Japan’s only working nuclear power plant sits on what may be a seismic fault in the earth’s crust, a geologist has warned, saying it is “very silly” to allow it to continue operating.
Mitsuhisa Watanabe says the earth’s plates could move underneath the Oi nuclear plant in western Japan, causing a catastrophe to rival last year’s atomic disaster at Fukushima — although some of his colleagues on a nuclear advisory panel disagree.
“It is an active fault. The plates shifted some 120,000 to 130,000 years ago for sure,” Watanabe, of Tokyo’s Toyo University, told AFP.
“In research that I have conducted on active faults in Japan and overseas, structures built above them were all damaged” when they moved and caused an earthquake, he said.
Watanabe, a tectonic geomorphologist, is part of a five-member team tasked by the Nuclear Regulation Authority with looking into the tectonic situation underneath the plant, where the country’s only working reactors are.
Geomorphology is the study of the evolution and configuration of landforms.
Under government guidelines atomic installations cannot be sited on a fault — the meeting place of two or more of the plates that make up the earth’s crust — if it is still classed as active, that is, one that is known to have moved within the last 130,000 years.
A positive finding would mean regulators must order the suspension of operations at the plant in Fukui prefecture.
But other scientists on the panel say it is too early to class it as an “active” fault that might pose a risk to the plant, calling for “a scientifically calm approach“.

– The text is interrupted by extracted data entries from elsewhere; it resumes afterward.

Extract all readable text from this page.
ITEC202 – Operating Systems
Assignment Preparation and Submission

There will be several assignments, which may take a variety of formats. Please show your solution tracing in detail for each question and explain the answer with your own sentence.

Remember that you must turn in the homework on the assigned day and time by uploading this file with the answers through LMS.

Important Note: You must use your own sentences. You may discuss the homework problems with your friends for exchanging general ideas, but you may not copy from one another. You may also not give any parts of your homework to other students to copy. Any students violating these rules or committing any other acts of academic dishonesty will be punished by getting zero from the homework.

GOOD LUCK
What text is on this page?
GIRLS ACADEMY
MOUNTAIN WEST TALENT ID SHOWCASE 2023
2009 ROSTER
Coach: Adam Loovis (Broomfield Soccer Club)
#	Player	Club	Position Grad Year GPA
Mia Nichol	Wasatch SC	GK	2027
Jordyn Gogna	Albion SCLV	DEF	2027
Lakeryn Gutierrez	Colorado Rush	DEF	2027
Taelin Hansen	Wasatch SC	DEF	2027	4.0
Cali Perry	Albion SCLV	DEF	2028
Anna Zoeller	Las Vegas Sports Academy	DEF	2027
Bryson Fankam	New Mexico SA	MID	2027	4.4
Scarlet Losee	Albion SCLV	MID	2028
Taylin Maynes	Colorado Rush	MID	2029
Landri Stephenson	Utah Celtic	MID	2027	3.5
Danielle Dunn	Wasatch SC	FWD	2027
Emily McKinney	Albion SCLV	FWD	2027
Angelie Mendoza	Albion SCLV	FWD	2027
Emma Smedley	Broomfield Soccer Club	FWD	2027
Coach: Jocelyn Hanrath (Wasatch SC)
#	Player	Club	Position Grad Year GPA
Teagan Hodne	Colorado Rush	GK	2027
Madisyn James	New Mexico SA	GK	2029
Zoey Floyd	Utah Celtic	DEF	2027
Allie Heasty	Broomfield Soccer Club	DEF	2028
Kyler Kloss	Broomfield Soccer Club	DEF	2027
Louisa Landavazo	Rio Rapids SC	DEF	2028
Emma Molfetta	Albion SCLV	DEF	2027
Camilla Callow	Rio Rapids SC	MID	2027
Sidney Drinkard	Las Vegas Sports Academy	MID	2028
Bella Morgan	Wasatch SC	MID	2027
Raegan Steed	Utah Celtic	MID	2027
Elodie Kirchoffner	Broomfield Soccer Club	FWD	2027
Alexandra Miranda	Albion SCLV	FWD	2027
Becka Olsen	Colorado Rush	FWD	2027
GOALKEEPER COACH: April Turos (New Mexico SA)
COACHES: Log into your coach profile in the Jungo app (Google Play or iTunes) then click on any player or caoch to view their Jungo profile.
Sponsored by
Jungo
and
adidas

The team’s head, Kunihiko Shimazaki, who is also a member of Japan’s nuclear regulatory body, says the geological scarring they can see was probably caused by little more than a long-ago landslide.
Instead of the definitive green light that plant operator Kansai Electric Power was hoping for, the committee last week said only that more work needs to be done.
“It’s desirable for all members to reach a conclusion by consensus,” Shimazaki said.